When a group of Republican doctors in Congress released a video selling the safety of the coronavirus vaccine, their message wasn’t explicitly aimed at their conservative constituents, but nonetheless had a clear political bent.
Getting the shot is the best way to “end the government’s restrictions on our freedoms,” Rep. Larry Bucshon, an Indiana Republican and heart surgeon who donned a white lab coat and stethoscope when he spoke into the camera.
The public service announcement was the latest effort from GOP leaders to shrink the vaccination gap between their party and Democrats. With vaccination rates lagging in red states, Republican leaders have stepped up efforts to persuade their supporters to get the shot, at times combating misinformation spread by some of their own.
“Medicine and science and illness, that should not be political,” said Dr. Brad Wenstrup, a Republican congressman from Ohio and a podiatrist who has personally administered coronavirus vaccine shots both as an Army Reserve officer and as an ordinary doctor. “But it was an election year and it really was.”
Wenstrup said both parties helped foment some skepticism, though increasingly vocal moves by other Republicans amount to acknowledgement that GOP vaccine hesitancy is a growing public health problem — and potentially a political one.

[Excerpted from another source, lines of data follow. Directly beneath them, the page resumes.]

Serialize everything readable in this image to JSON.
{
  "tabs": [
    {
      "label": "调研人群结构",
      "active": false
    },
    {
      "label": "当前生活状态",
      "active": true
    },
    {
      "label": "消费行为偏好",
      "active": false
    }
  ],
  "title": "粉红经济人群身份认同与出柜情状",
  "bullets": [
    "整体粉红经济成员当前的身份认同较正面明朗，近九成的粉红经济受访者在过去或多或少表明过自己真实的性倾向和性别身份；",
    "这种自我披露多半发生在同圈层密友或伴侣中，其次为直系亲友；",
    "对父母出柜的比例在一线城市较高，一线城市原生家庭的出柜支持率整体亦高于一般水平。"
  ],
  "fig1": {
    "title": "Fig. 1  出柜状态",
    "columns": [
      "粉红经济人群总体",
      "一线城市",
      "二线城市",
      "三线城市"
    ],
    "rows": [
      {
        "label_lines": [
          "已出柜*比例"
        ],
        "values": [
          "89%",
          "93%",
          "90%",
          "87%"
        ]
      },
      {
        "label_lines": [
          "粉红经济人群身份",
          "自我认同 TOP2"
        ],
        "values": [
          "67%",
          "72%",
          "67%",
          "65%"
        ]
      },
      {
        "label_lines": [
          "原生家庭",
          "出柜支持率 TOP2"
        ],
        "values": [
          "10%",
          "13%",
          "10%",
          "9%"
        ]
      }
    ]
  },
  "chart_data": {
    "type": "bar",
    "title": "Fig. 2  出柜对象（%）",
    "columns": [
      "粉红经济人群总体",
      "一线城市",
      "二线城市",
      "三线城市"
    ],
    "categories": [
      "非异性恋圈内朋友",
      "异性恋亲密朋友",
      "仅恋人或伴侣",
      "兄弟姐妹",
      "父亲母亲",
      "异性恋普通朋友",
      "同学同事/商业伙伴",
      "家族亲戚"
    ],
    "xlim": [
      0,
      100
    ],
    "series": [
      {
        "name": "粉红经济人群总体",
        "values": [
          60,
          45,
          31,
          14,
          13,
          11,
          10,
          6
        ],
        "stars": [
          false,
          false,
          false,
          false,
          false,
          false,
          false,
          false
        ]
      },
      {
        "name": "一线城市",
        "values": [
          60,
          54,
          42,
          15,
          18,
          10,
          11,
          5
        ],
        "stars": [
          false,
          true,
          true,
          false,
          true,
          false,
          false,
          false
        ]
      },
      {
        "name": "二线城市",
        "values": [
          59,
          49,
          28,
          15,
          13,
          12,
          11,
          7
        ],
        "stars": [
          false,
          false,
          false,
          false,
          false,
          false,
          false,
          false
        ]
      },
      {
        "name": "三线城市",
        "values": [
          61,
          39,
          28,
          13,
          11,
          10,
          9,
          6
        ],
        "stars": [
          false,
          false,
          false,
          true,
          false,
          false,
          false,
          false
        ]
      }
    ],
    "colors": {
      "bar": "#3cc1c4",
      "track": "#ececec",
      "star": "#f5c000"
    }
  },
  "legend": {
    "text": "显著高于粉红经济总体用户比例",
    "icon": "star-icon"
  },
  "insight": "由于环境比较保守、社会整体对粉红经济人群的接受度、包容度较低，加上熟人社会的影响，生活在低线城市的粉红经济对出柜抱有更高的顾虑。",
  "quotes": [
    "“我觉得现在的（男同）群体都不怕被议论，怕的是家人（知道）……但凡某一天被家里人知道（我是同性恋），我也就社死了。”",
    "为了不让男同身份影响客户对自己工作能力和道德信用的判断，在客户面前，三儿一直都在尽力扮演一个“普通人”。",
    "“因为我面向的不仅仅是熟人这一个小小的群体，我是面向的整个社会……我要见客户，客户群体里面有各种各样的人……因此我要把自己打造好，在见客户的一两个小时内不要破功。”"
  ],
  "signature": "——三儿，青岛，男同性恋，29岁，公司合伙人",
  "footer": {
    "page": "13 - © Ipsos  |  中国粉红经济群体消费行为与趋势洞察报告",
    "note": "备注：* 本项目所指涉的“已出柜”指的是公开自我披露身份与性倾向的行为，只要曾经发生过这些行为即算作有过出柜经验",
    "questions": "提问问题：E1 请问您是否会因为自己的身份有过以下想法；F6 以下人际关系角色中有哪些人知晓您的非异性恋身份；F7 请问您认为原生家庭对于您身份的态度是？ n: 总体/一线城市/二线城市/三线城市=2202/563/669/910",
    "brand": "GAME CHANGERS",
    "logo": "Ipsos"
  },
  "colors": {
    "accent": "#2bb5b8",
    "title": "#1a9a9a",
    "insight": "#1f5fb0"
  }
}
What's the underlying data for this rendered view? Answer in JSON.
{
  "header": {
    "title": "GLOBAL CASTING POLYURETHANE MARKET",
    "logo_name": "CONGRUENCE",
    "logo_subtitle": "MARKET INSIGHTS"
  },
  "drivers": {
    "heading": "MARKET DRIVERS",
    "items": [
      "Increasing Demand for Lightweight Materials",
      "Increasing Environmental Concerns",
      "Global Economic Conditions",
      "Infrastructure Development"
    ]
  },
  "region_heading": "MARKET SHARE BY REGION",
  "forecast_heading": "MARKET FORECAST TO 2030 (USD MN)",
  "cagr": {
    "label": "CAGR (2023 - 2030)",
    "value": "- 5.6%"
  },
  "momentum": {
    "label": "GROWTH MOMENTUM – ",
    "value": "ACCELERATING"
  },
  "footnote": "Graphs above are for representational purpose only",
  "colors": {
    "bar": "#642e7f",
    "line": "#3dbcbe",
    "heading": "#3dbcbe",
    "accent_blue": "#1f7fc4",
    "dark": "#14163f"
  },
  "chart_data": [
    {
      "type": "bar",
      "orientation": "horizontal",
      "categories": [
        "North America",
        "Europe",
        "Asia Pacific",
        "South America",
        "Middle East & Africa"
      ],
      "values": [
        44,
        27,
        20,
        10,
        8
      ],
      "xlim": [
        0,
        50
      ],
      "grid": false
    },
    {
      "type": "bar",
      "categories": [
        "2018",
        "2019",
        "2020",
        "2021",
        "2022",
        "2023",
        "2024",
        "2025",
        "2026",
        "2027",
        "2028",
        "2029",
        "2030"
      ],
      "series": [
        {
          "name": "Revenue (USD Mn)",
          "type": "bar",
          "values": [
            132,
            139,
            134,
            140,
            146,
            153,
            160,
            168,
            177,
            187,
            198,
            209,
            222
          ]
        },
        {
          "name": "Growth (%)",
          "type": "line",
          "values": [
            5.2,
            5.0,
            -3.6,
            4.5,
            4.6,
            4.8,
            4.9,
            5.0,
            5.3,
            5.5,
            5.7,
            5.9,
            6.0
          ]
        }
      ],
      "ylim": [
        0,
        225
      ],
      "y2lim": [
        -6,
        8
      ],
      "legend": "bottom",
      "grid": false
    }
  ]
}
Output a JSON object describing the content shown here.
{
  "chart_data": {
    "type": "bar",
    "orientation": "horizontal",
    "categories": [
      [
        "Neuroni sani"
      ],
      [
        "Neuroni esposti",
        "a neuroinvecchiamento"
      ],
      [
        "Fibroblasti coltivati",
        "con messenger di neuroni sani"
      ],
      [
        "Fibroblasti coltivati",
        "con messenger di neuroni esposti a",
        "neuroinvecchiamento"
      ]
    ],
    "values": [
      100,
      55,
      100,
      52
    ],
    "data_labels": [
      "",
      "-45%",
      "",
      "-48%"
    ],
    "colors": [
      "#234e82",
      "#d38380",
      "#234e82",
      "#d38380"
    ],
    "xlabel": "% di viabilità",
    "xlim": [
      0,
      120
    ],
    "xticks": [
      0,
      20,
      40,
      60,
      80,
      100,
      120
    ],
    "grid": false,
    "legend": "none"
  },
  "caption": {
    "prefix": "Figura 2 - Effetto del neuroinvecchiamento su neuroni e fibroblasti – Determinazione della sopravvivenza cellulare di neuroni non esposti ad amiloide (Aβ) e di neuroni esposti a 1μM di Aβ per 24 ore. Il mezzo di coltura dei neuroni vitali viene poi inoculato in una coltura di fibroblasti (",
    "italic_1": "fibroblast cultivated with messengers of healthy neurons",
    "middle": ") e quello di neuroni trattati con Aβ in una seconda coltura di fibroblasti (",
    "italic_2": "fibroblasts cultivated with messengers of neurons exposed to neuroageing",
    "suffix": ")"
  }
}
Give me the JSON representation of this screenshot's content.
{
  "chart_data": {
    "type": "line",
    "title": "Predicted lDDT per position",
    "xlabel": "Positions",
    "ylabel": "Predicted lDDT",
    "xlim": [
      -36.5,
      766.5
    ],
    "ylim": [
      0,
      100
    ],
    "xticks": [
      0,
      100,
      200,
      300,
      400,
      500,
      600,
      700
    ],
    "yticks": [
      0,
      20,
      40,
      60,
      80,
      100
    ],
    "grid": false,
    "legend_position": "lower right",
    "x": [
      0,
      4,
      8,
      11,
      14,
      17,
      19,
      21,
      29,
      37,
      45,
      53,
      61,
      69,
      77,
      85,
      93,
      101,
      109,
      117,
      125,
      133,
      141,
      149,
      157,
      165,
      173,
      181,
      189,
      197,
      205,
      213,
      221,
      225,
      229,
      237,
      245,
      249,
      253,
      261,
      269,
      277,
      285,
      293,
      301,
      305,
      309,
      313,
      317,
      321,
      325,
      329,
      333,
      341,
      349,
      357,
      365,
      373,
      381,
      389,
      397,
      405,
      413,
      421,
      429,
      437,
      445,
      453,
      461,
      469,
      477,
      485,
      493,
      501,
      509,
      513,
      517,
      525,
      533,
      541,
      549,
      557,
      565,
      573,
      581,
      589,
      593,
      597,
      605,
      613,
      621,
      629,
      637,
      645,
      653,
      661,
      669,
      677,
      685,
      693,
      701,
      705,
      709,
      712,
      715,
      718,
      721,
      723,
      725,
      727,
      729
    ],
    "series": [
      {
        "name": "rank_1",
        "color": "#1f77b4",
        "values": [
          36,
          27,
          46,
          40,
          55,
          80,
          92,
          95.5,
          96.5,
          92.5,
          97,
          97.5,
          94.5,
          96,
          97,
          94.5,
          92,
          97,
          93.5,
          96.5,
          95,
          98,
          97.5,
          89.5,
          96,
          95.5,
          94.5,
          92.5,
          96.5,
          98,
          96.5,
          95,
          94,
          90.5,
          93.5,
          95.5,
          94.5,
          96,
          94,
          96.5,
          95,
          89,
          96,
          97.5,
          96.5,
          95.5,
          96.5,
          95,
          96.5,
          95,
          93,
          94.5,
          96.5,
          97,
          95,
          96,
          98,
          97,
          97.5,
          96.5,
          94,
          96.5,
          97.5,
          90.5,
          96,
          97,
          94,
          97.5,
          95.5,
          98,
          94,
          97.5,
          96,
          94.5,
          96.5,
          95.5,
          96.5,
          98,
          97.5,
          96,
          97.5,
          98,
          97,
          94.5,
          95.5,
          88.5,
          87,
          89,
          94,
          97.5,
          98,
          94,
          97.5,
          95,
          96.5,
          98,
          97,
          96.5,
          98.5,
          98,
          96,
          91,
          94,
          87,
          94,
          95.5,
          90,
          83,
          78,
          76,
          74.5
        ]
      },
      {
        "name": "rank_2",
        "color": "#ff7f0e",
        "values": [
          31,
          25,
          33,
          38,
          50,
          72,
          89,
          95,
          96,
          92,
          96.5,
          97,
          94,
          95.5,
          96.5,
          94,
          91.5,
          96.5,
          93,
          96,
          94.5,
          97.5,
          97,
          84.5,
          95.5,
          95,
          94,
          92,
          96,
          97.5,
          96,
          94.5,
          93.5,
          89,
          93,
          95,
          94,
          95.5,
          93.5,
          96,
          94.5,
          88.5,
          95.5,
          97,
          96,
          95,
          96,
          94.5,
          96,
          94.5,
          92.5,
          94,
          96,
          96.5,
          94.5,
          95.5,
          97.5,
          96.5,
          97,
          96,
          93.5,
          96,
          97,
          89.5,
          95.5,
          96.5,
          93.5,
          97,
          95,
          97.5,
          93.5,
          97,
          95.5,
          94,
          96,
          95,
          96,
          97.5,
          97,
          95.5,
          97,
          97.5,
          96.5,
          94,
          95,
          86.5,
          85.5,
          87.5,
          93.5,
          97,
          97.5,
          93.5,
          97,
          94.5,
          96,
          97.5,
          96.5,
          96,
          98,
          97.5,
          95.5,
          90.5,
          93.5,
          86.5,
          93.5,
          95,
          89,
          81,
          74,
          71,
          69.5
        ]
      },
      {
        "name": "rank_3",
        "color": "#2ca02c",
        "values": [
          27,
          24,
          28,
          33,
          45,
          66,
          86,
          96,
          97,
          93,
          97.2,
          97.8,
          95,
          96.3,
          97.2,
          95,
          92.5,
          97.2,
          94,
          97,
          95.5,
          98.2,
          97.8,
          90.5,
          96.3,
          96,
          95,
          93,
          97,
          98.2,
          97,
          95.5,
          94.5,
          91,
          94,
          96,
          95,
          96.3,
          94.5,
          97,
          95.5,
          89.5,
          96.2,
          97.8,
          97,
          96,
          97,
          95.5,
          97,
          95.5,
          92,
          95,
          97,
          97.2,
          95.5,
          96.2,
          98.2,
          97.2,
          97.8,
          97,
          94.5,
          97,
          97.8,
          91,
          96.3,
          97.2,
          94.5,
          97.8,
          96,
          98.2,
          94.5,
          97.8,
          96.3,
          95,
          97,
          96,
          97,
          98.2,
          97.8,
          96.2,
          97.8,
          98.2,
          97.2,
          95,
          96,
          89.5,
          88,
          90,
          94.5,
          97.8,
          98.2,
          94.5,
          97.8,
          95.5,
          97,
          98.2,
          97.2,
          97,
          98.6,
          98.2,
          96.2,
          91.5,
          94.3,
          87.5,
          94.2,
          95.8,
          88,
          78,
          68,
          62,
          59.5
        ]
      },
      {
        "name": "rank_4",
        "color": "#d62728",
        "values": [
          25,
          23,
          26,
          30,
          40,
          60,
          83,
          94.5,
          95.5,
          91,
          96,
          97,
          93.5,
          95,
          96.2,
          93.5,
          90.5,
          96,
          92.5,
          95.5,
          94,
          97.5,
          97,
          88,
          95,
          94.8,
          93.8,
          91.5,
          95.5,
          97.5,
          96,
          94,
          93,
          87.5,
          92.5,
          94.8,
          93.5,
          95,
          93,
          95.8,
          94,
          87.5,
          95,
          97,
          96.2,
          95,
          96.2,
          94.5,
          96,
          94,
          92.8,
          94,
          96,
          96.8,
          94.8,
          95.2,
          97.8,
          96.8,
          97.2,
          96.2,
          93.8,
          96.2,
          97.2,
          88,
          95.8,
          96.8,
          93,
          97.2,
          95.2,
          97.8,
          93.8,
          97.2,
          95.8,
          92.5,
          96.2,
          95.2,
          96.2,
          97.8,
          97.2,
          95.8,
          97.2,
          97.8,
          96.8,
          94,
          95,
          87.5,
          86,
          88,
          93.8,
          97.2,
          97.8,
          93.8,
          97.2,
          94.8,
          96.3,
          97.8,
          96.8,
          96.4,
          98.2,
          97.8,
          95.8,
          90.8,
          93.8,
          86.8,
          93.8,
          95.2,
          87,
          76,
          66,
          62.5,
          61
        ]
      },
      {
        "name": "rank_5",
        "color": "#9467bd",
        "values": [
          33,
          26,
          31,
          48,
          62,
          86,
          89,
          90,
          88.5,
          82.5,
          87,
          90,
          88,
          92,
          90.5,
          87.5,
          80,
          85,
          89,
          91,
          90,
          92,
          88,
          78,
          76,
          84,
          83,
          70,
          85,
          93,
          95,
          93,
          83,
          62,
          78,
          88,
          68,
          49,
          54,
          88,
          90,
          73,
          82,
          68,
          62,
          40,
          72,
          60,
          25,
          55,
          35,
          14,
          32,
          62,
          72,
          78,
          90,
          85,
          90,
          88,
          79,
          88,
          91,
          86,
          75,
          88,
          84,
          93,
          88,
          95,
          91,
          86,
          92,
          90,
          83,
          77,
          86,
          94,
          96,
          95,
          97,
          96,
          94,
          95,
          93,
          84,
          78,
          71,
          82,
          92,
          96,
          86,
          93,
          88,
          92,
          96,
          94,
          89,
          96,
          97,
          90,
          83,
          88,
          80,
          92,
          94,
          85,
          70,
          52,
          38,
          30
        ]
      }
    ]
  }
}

Mississippi has the nation’s lowest vaccination rate, with less than 31% of its population receiving at least one anti-coronavirus shot. And the four states that proceed it in national rankings, Alabama, Louisiana, Idaho and Wyoming, according to an Associated Press analysis of Centers for Disease Control and Prevention data. They all vote reliably Republican in presidential races.
By contrast, the five states with the highest vaccination rates backed Democrat Joe Biden in November. New Hampshire leads the nation with 60% of its population receiving at least one dose, followed by Massachusetts, Vermont and Connecticut. The fifth highest vaccination rate state, Maine, awarded three of its electoral votes to Biden and one to former President Donald Trump.
Republicans are more likely than Democrats to say they definitely or probably won’t get vaccinated, 44% versus 17%, according to a poll released in February from The Associated Press-NORC Center for Public Affairs.